By Stephanie Frank
When I got my first teaching assignment in 2009–“Human Being and Citizen” in the College Core at University of Chicago–my reaction was horror. Knowing that the curriculum began with the Iliad, I agonized, “But I don’t have ancient Greek!” Now, as the only full-time faculty member in religious studies at my institution, this reaction seems almost charmingly innocent to me. Over the last four years, I have developed a whole curriculum in religious studies that draws on languages I do not know, traditions I am not trained in, and themes I did not study in graduate school.
The psychological hurdle of teaching as a non-expert is not to be underestimated. But the fact of the matter is that—specialization being what it is—the vast majority of academics, no matter what their jobs, do most of their teaching in things they would not claim to be ‘experts’ about. And expertise is a not a bright-line matter. I would claim to be an ‘expert’ only on the intellectual history of the Durkheimian school. But ranging in concentric circles from that node of true expertise are other competencies: I know a lot about the history of the social sciences and about secularization theory; I know a fair amount about European intellectual history and the French revolution and critical theory. All of these are topics that I teach regularly to good effect, despite the fact that I have not written books on them. Remembering that expertise is a gradient helps instill the confidence to teach outside of one’s core competencies.
Still, some of us—particularly in smaller undergraduate-focused or service-oriented departments–do less teaching in circles close to our intellectual center than others. I am certainly one of these people. What I have found useful in designing courses (or sections of courses) that are far afield from my competencies:
- Perhaps most obviously, you can consult with others: people who are experts (or nearer to experts) than are you, or even others who are non-experts but who may have taught a similar class in the past. I have found my cohort from the University of Chicago to be an infinitely rich resource; I have also reached out to strangers on social media to ask for recommendations and cultivated relationships with them from that beginning.
- Design your syllabus to emphasize themes, questions, and skills rather than facts. This is of course the core of liberal-arts education, but it is both practical and comforting to underscore this (and announce as much to the students) when you feel out of your depth in a certain area.
- Explore non-traditional pairings juxtaposing less-comfortable material with more-comfortable material. I have taught the Vairochanabhisambodhi Tantra together with a short excerpt from Ignatius’ Spiritual Exercises; I have also taught it with a few passages from Max Weber on asceticism. This sort of programming can be very exciting and rewarding for students who are just learning to think about affinities and contrasts between different traditions.
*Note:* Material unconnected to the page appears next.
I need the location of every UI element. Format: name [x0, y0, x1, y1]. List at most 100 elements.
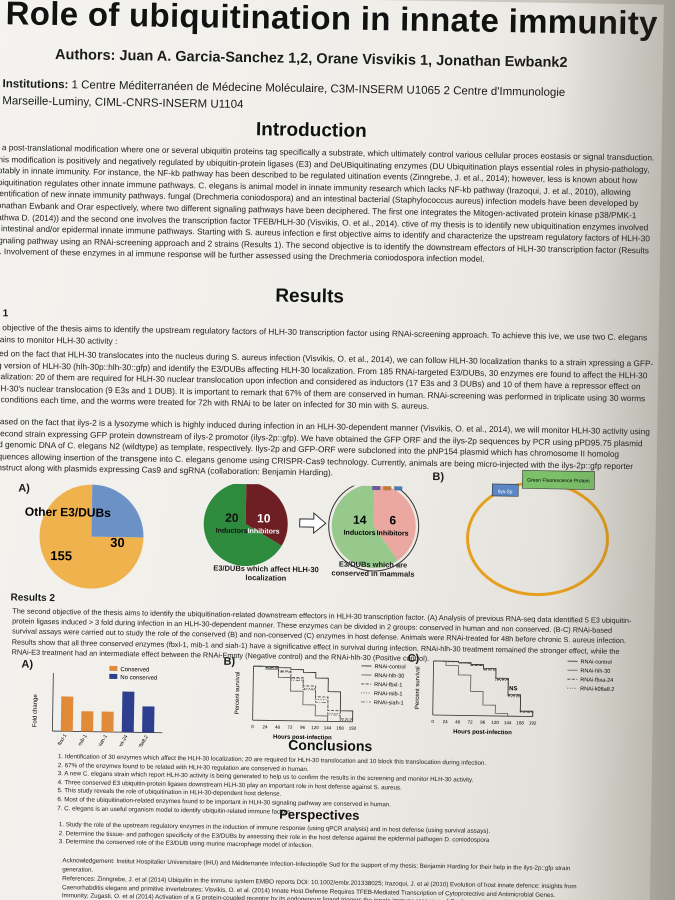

If you can clear the the confidence hurdle through some combination of clear-eyed reflection and prudent course design, I think teaching outside of your expertise often opens up a pedagogy with a different rhythm—it provides an unusual number of opportunities for learning alongside your students, which can be very exciting for everyone. What I have found useful in this sort of teaching:
- Be upfront with your students when the topic at hand is something you do not claim expertise in. Students often appreciate knowing that professors, too, have limitations. (This is often coded in terms of ‘relatability’ or ‘accessibility’ on student evaluations.)
- Resist allowing your anxiety about lack of expertise to push you into scripting your class sessions too thoroughly, and certainly resist the temptation to lapse into lecture. Areas in the curriculum where you have less expertise are great opportunities for in-class activities. (Asking colleagues for ideas regarding specific content can be very useful.)
- Try explicitly thematizing the fact that you are learning together: ask the students to bring to class a puzzlement regarding the material of the day. Have them list their puzzlements on the whiteboard, and include one of your own. See how many the students can solve adequately, working together, volunteer whatever answers you have, and then consult an expert on the rest.
- Get comfortable with the response, “That’s a great question, and I don’t know the answer. But I will find out and get back to you.” Then do that. Modelling independent learning is great for students. I keep a small notebook in my handbag where I jot such questions down; I begin each class session with a quick review of the last session, and circle back to answer any questions that I left hanging during that review, acknowledging the student who posed the question by name.
- At least once during the semester, invite a colleague who is an expert to attend class, whether in person or by Skype. Assign your guest’s work to the students and ask her to discuss it with them, or arrange for a more informal question-and-answer session (using class time to compile a list of worthwhile questions in advance).